Peanut had more patience than that as a two year old! She still does!  

Kute Kitten on the other hand, has no patience!


----------



## wynedot55 (Dec 1, 2008)

hey now   ive waited 3 months before i broke down to go get it.even my buddy is getting a game system for christmas an he is 47


----------



## Farmer Kitty (Dec 1, 2008)

If Kute Kitten were an adult and didn't need our permission she would have had the game thing she's looking at a year ago! 

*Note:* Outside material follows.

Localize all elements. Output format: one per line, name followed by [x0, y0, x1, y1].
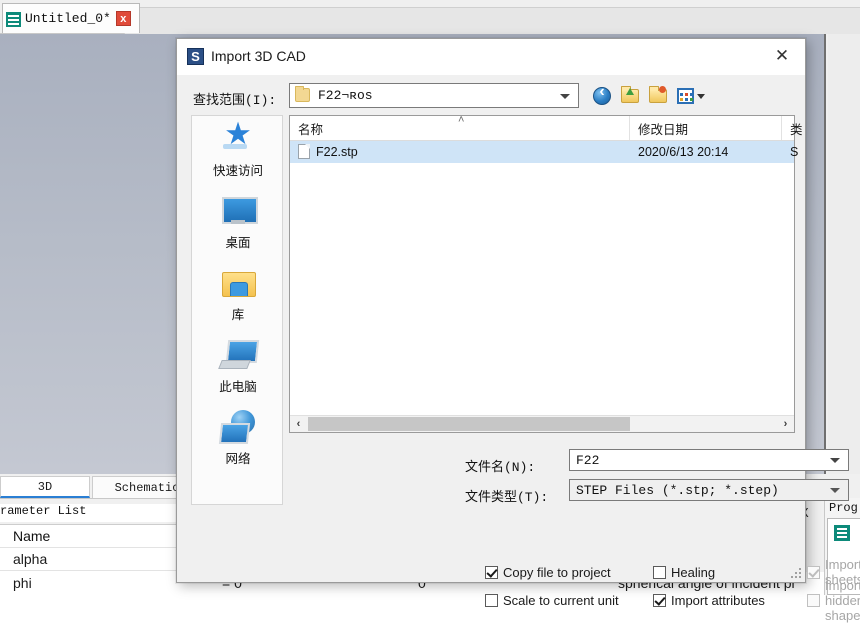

If you were to ask Peanut what she wants Santa to bring she'll tell you, "Whatever he brings."


----------



## wynedot55 (Dec 1, 2008)

miss peanut sounds like she is real laid back an calm.an kute kitten has waited long enough for her game system.


----------



## Farmer Kitty (Dec 1, 2008)

wynedot55 said:
			
		

> an kute kitten has waited long enough for her game system.


Maybe and Maybe not! She still hasn't learned to take care of things. Her digital camera is missing. Usually she takes it hunting but, not this year. It's the same old story. She'll have to wait and see what Santa thinks.


----------



## Thewife (Dec 1, 2008)

I learned 2 things today!
I asked the boy what game system he has, I learned he has a ps2!
I asked him what's the difference between the ps2 and the xbox360, other than the obvious! I learned you don't ask him questions that might involve answers with long technical, computer words! I'm more confused now, than I was before I asked him!
I think I will stick to freecell! 

Have fun with your xbox360!


----------



## wynedot55 (Dec 1, 2008)

well i got it along with 4 games to learn how to play.the game i really wanted was sold out.well i hope santa is good to miss kute kitten.i looked at game systems for 3 mionths before getting the xbox360.


----------



## Farmer Kitty (Dec 1, 2008)

She's wanting the NitendoDS. She had better make sure she is super good between now and Christmas.


----------



## wynedot55 (Dec 1, 2008)

i bet she will be a great lil girl tween now an christmas.


----------